CLEVELAND – When a hitter leaps five slots up to the top of a lineup card, he tends to adjust his approach.
For Jason Kipnis, the transition from the six-hole to the leadoff slot has paid dividends and paved way to a .500/.571/1.167 slash line (6-for-12) with two runs, two doubles, two home runs, five RBIs and two walks in 14 plate appearances (three games) atop manager Terry Francona's batting order.
Most notably, Kipnis has yet to strike out in his newfound role despite a career-high 22.7% strikeout percentage on the season.

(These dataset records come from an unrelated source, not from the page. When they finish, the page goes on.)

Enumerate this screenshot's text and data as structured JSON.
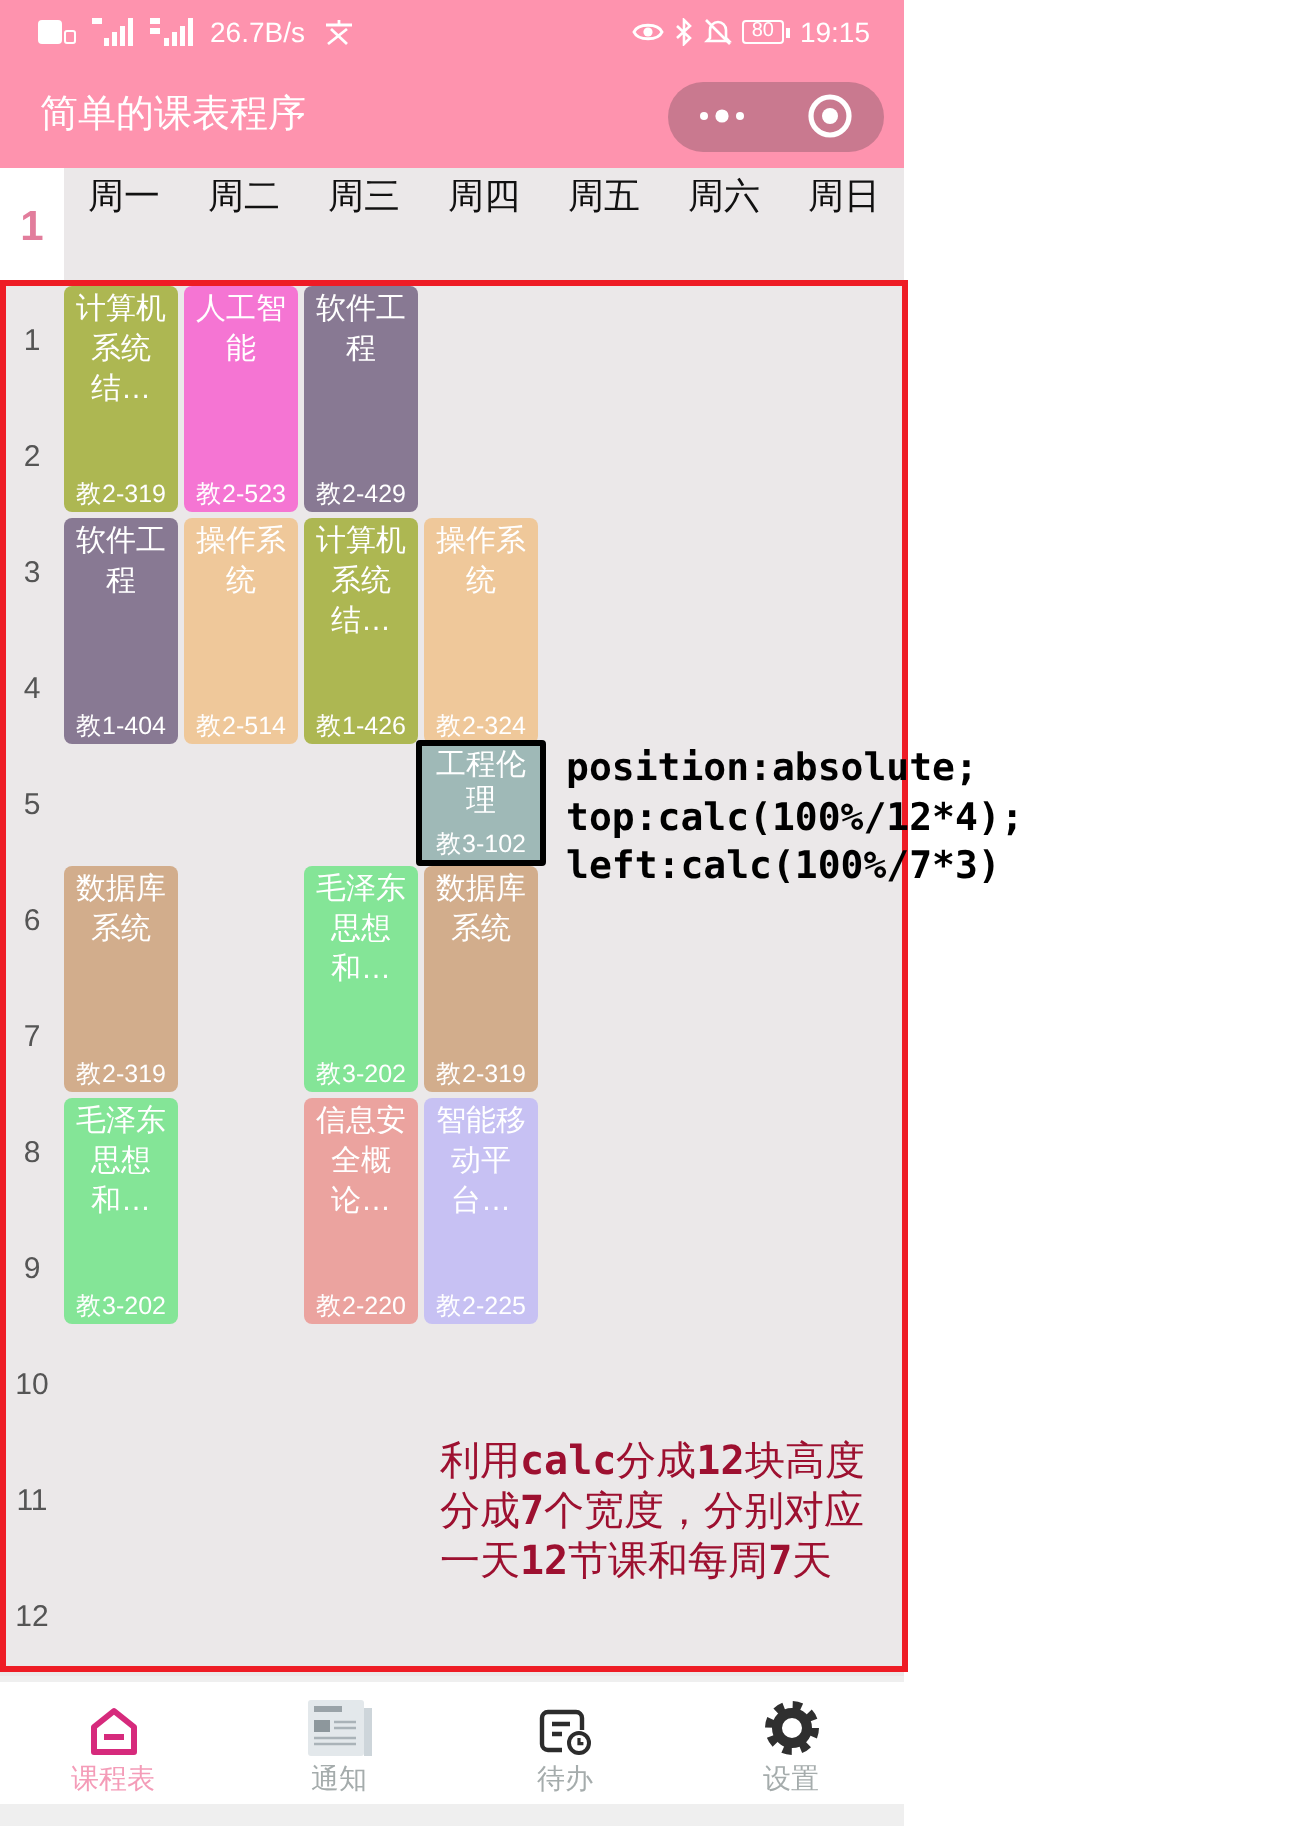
{
  "status_bar": {
    "network_speed": "26.7B/s",
    "battery": "80",
    "time": "19:15"
  },
  "nav_bar": {
    "title": "简单的课表程序"
  },
  "timetable": {
    "week": "1",
    "days": [
      {
        "label": "周一",
        "slots": [
          {
            "kind": "two_periods",
            "name": "计算机系统结…",
            "room": "教2-319",
            "color": "#adb752",
            "outlined": false
          },
          {
            "kind": "two_periods",
            "name": "软件工程",
            "room": "教1-404",
            "color": "#887993",
            "outlined": false
          },
          {
            "kind": "free"
          },
          {
            "kind": "two_periods",
            "name": "数据库系统",
            "room": "教2-319",
            "color": "#d2ad8c",
            "outlined": false
          },
          {
            "kind": "two_periods",
            "name": "毛泽东思想和…",
            "room": "教3-202",
            "color": "#84e597",
            "outlined": false
          }
        ]
      },
      {
        "label": "周二",
        "slots": [
          {
            "kind": "two_periods",
            "name": "人工智能",
            "room": "教2-523",
            "color": "#f575d3",
            "outlined": false
          },
          {
            "kind": "two_periods",
            "name": "操作系统",
            "room": "教2-514",
            "color": "#efc89a",
            "outlined": false
          }
        ]
      },
      {
        "label": "周三",
        "slots": [
          {
            "kind": "two_periods",
            "name": "软件工程",
            "room": "教2-429",
            "color": "#887993",
            "outlined": false
          },
          {
            "kind": "two_periods",
            "name": "计算机系统结…",
            "room": "教1-426",
            "color": "#adb752",
            "outlined": false
          },
          {
            "kind": "free"
          },
          {
            "kind": "two_periods",
            "name": "毛泽东思想和…",
            "room": "教3-202",
            "color": "#84e597",
            "outlined": false
          },
          {
            "kind": "two_periods",
            "name": "信息安全概论…",
            "room": "教2-220",
            "color": "#eba39f",
            "outlined": false
          }
        ]
      },
      {
        "label": "周四",
        "slots": [
          {
            "kind": "free"
          },
          {
            "kind": "free"
          },
          {
            "kind": "two_periods",
            "name": "操作系统",
            "room": "教2-324",
            "color": "#efc89a",
            "outlined": false
          },
          {
            "kind": "one_period",
            "name": "工程伦理",
            "room": "教3-102",
            "color": "#9fb9b7",
            "outlined": true
          },
          {
            "kind": "two_periods",
            "name": "数据库系统",
            "room": "教2-319",
            "color": "#d2ad8c",
            "outlined": false
          },
          {
            "kind": "two_periods",
            "name": "智能移动平台…",
            "room": "教2-225",
            "color": "#c7c1f3",
            "outlined": false
          }
        ]
      },
      {
        "label": "周五"
      },
      {
        "label": "周六"
      },
      {
        "label": "周日"
      }
    ],
    "periods": [
      "1",
      "2",
      "3",
      "4",
      "5",
      "6",
      "7",
      "8",
      "9",
      "10",
      "11",
      "12"
    ]
  },
  "annotations": {
    "code_lines": [
      "position:absolute;",
      "top:calc(100%/12*4);",
      "left:calc(100%/7*3)"
    ],
    "note_lines": [
      "利用**calc**分成**12**块高度",
      "分成**7**个宽度，分别对应",
      "一天**12**节课和每周**7**天"
    ]
  },
  "tab_bar": {
    "tabs": [
      {
        "label": "课程表",
        "selected": true
      },
      {
        "label": "通知",
        "selected": false
      },
      {
        "label": "待办",
        "selected": false
      },
      {
        "label": "设置",
        "selected": false
      }
    ]
  }
}
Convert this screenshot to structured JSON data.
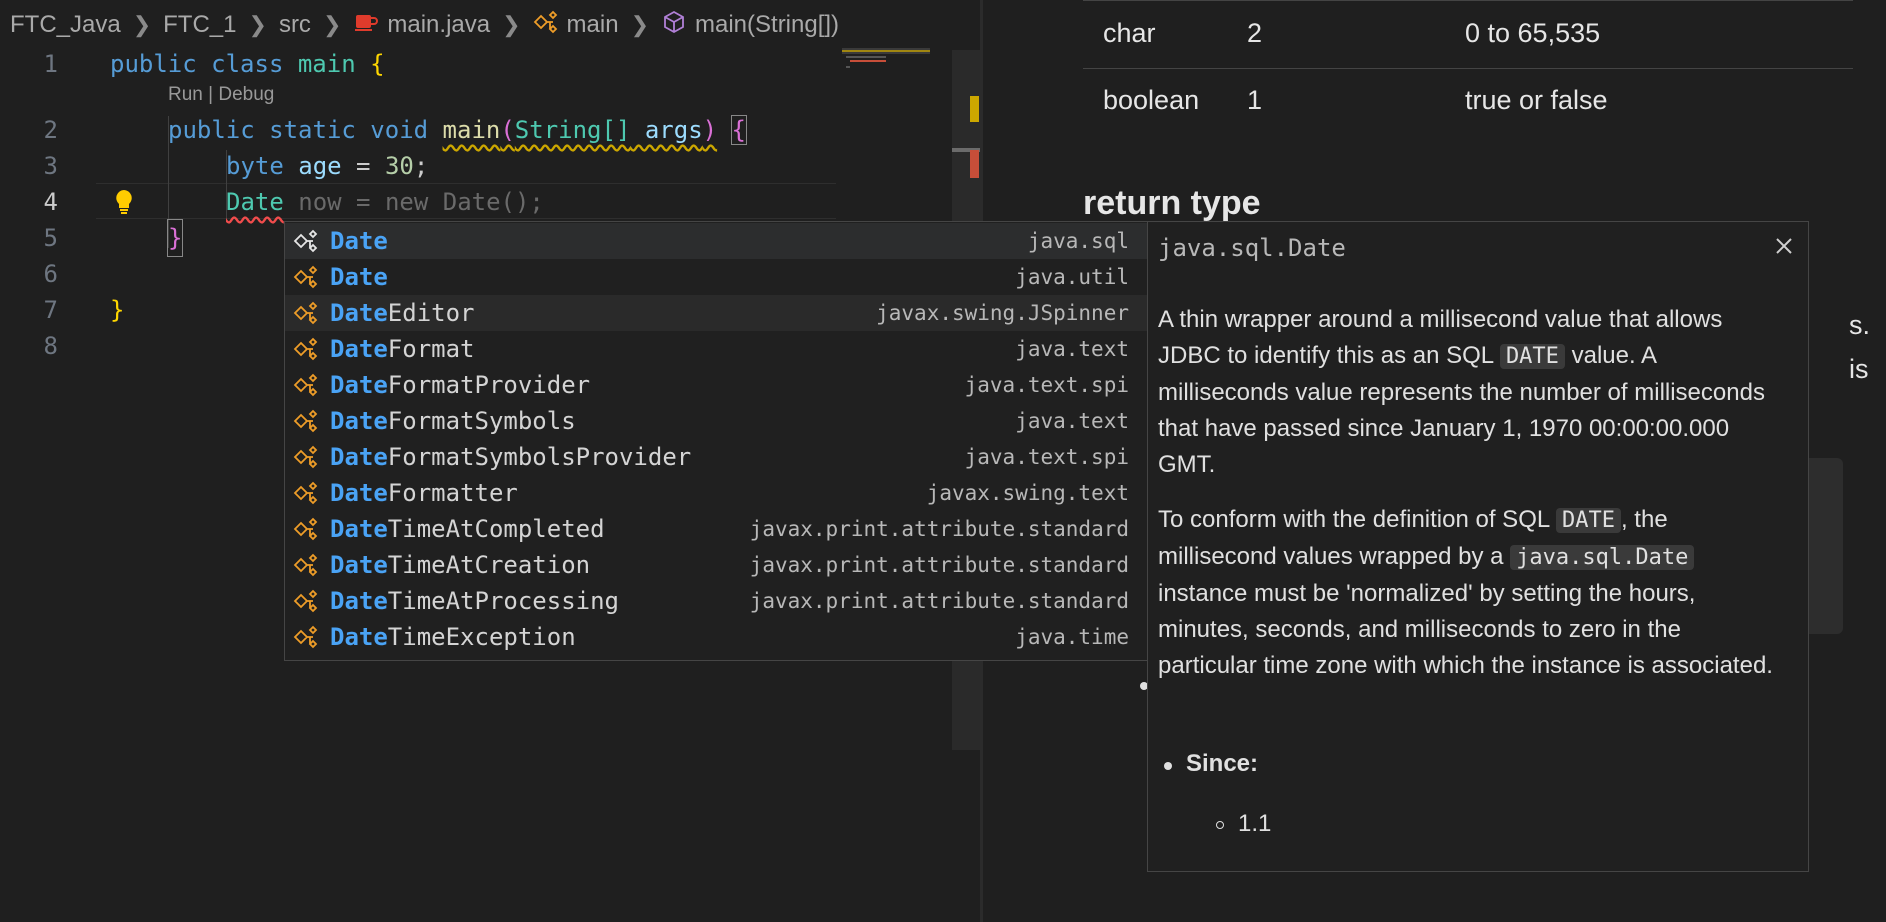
{
  "breadcrumb": [
    {
      "label": "FTC_Java",
      "icon": "none"
    },
    {
      "label": "FTC_1",
      "icon": "none"
    },
    {
      "label": "src",
      "icon": "none"
    },
    {
      "label": "main.java",
      "icon": "java-file-icon"
    },
    {
      "label": "main",
      "icon": "class-icon"
    },
    {
      "label": "main(String[])",
      "icon": "method-cube-icon"
    }
  ],
  "editor": {
    "line_numbers": [
      "1",
      "2",
      "3",
      "4",
      "5",
      "6",
      "7",
      "8"
    ],
    "active_line": "4",
    "codelens": "Run | Debug",
    "code": {
      "l1": {
        "kw": "public class",
        "name": " main ",
        "brace": "{"
      },
      "l2": {
        "kw": "public static void",
        "fn": "main",
        "paren_open": "(",
        "type": "String[]",
        "arg": " args",
        "paren_close": ")",
        "brace": "{"
      },
      "l3": {
        "kw": "byte",
        "var": " age",
        "op": " = ",
        "num": "30",
        "end": ";"
      },
      "l4": {
        "typed": "Date",
        "ghost": " now = new Date();"
      },
      "l5": {
        "brace": "}"
      },
      "l7": {
        "brace": "}"
      }
    },
    "lightbulb_icon": "lightbulb-icon"
  },
  "suggestions": [
    {
      "match": "Date",
      "rest": "",
      "detail": "java.sql",
      "icon": "class-icon",
      "state": "focused"
    },
    {
      "match": "Date",
      "rest": "",
      "detail": "java.util",
      "icon": "class-icon",
      "state": ""
    },
    {
      "match": "Date",
      "rest": "Editor",
      "detail": "javax.swing.JSpinner",
      "icon": "class-icon",
      "state": "hover"
    },
    {
      "match": "Date",
      "rest": "Format",
      "detail": "java.text",
      "icon": "class-icon",
      "state": ""
    },
    {
      "match": "Date",
      "rest": "FormatProvider",
      "detail": "java.text.spi",
      "icon": "class-icon",
      "state": ""
    },
    {
      "match": "Date",
      "rest": "FormatSymbols",
      "detail": "java.text",
      "icon": "class-icon",
      "state": ""
    },
    {
      "match": "Date",
      "rest": "FormatSymbolsProvider",
      "detail": "java.text.spi",
      "icon": "class-icon",
      "state": ""
    },
    {
      "match": "Date",
      "rest": "Formatter",
      "detail": "javax.swing.text",
      "icon": "class-icon",
      "state": ""
    },
    {
      "match": "Date",
      "rest": "TimeAtCompleted",
      "detail": "javax.print.attribute.standard",
      "icon": "class-icon",
      "state": ""
    },
    {
      "match": "Date",
      "rest": "TimeAtCreation",
      "detail": "javax.print.attribute.standard",
      "icon": "class-icon",
      "state": ""
    },
    {
      "match": "Date",
      "rest": "TimeAtProcessing",
      "detail": "javax.print.attribute.standard",
      "icon": "class-icon",
      "state": ""
    },
    {
      "match": "Date",
      "rest": "TimeException",
      "detail": "java.time",
      "icon": "class-icon",
      "state": ""
    }
  ],
  "details": {
    "title": "java.sql.Date",
    "close_icon": "close-icon",
    "p1_a": "A thin wrapper around a millisecond value that allows JDBC to identify this as an SQL ",
    "p1_code": "DATE",
    "p1_b": " value. A milliseconds value represents the number of milliseconds that have passed since January 1, 1970 00:00:00.000 GMT.",
    "p2_a": "To conform with the definition of SQL ",
    "p2_code1": "DATE",
    "p2_b": ", the millisecond values wrapped by a ",
    "p2_code2": "java.sql.Date",
    "p2_c": " instance must be 'normalized' by setting the hours, minutes, seconds, and milliseconds to zero in the particular time zone with which the instance is associated.",
    "since_label": "Since:",
    "since_value": "1.1"
  },
  "doc_pane": {
    "table_rows": [
      {
        "type": "char",
        "size": "2",
        "range": "0 to 65,535"
      },
      {
        "type": "boolean",
        "size": "1",
        "range": "true or false"
      }
    ],
    "heading": "return type",
    "frag1": "s.",
    "frag2": "is"
  },
  "colors": {
    "background": "#1f1f1f",
    "keyword": "#569cd6",
    "match_highlight": "#4aa3f5",
    "class_icon": "#ee9d28",
    "warning_squiggle": "#cca700",
    "error_squiggle": "#f14c4c"
  }
}
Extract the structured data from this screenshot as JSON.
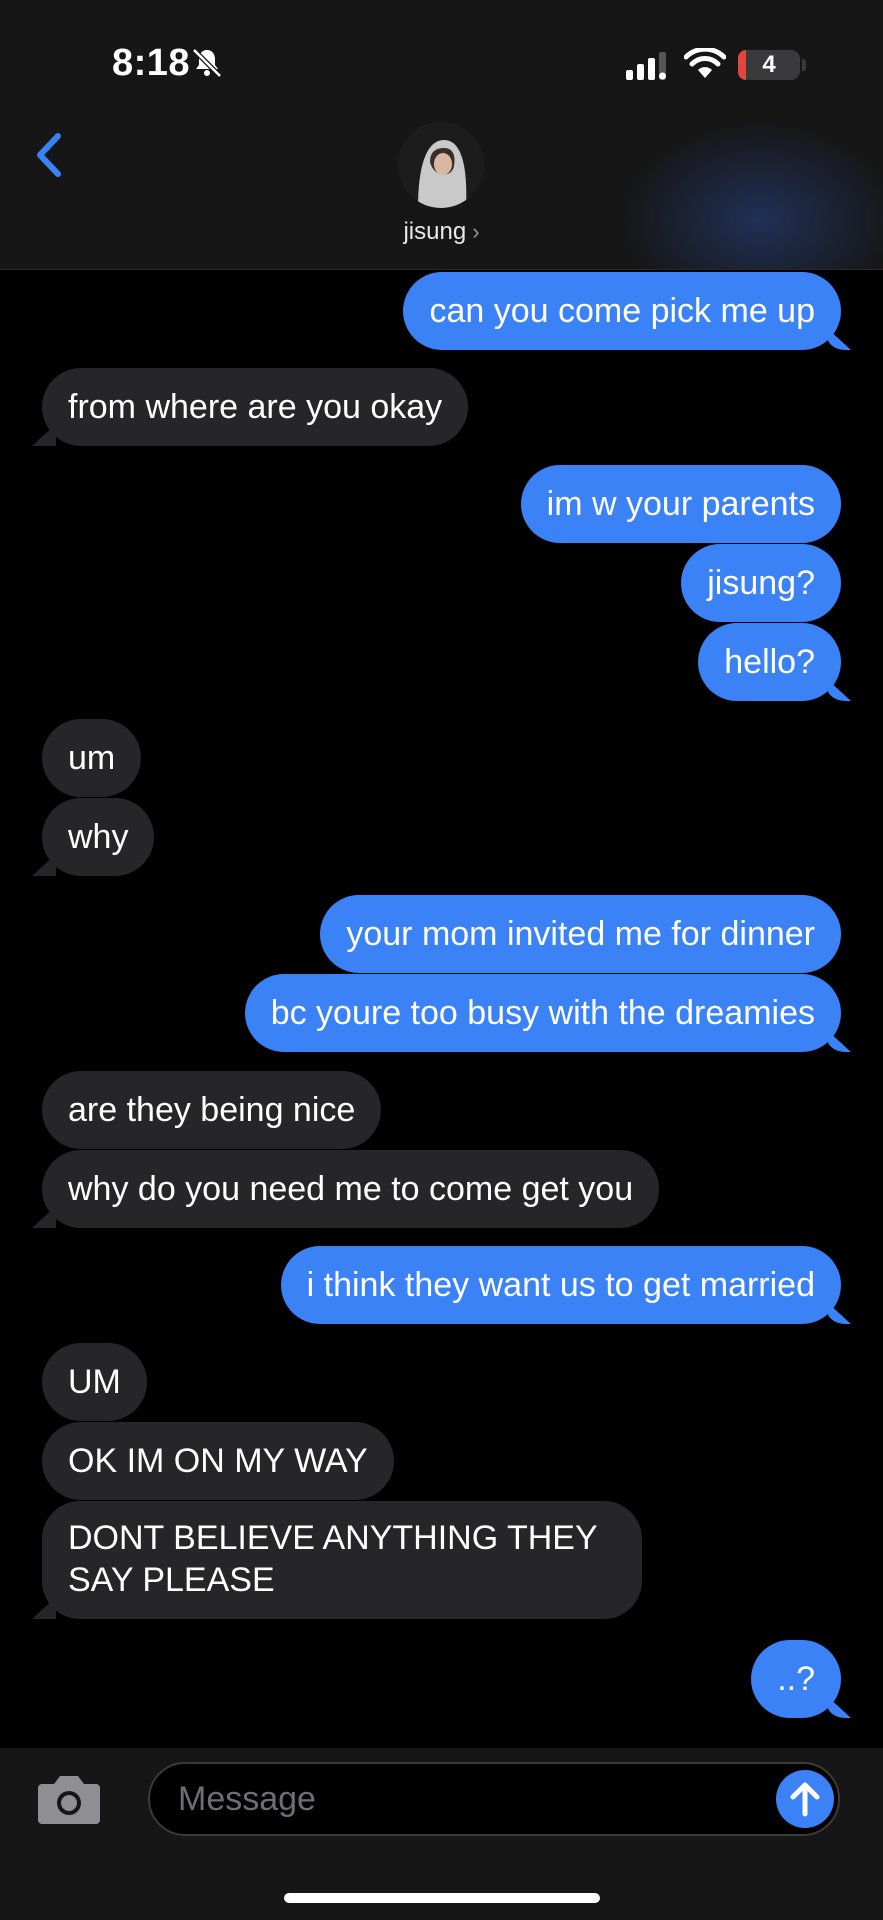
{
  "status_bar": {
    "time": "8:18",
    "battery": "4"
  },
  "contact": {
    "name": "jisung",
    "chevron": "›"
  },
  "messages": [
    {
      "from": "me",
      "text": "can you come pick me up"
    },
    {
      "from": "them",
      "text": "from where are you okay"
    },
    {
      "from": "me",
      "text": "im w your parents"
    },
    {
      "from": "me",
      "text": "jisung?"
    },
    {
      "from": "me",
      "text": "hello?"
    },
    {
      "from": "them",
      "text": "um"
    },
    {
      "from": "them",
      "text": "why"
    },
    {
      "from": "me",
      "text": "your mom invited me for dinner"
    },
    {
      "from": "me",
      "text": "bc youre too busy with the dreamies"
    },
    {
      "from": "them",
      "text": "are they being nice"
    },
    {
      "from": "them",
      "text": "why do you need me to come get you"
    },
    {
      "from": "me",
      "text": "i think they want us to get married"
    },
    {
      "from": "them",
      "text": "UM"
    },
    {
      "from": "them",
      "text": "OK IM ON MY WAY"
    },
    {
      "from": "them",
      "text": "DONT BELIEVE ANYTHING THEY SAY PLEASE"
    },
    {
      "from": "me",
      "text": "..?"
    }
  ],
  "composer": {
    "placeholder": "Message"
  },
  "icons": {
    "back": "chevron-left-icon",
    "bell": "bell-slash-icon",
    "camera": "camera-icon",
    "send": "arrow-up-icon"
  },
  "colors": {
    "accent": "#3b82f6",
    "outgoing_bubble": "#3b82f6",
    "incoming_bubble": "#262628",
    "background": "#000000"
  }
}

Although the two-time All-Star second baseman went 1-for-4 on Tuesday, he stroked the ball the other way in all four at-bats, something that Francona is not accustomed to as shown by his 25% opposite-field percentage, a mark that dips below his career-average of 26.2%.
“Like most players, but especially Kip, when he’s driving the ball the other way, that’s a good sign for him,” said Francona.
This assertion comes in light of an up-and-away fastball to Kipnis that resulted in an RBI double off the left field wall. Kipnis’ ability to stay back on the pitch and drive it the other way should not come as much of a surprise given his 2016 and 2017 success on outside pitches in the upper portion of the zone…
2016 season (.275/.343/.469, 23 HRs, 82 RBIs, .811 OPS) - Exit velocity and batting average
2017 season (.203/.238/.316, 2 HRs, 10 RBIs, .555 OPS) - Exit velocity and batting average
The above hot zones proved their point in the third inning against Jake Odorizzi on Tuesday…
Analytics aside, the optimal pitches to hit the ball the other way are usually located on the outside part of the plate, also known as the nitro-zones for Kipnis.
If Kipnis can work the count, keep his strikeout rate at a basement level and continue to shoot balls to the opposite-field, his skill-set fits the mold of a leadoff hitter for the foreseeable future.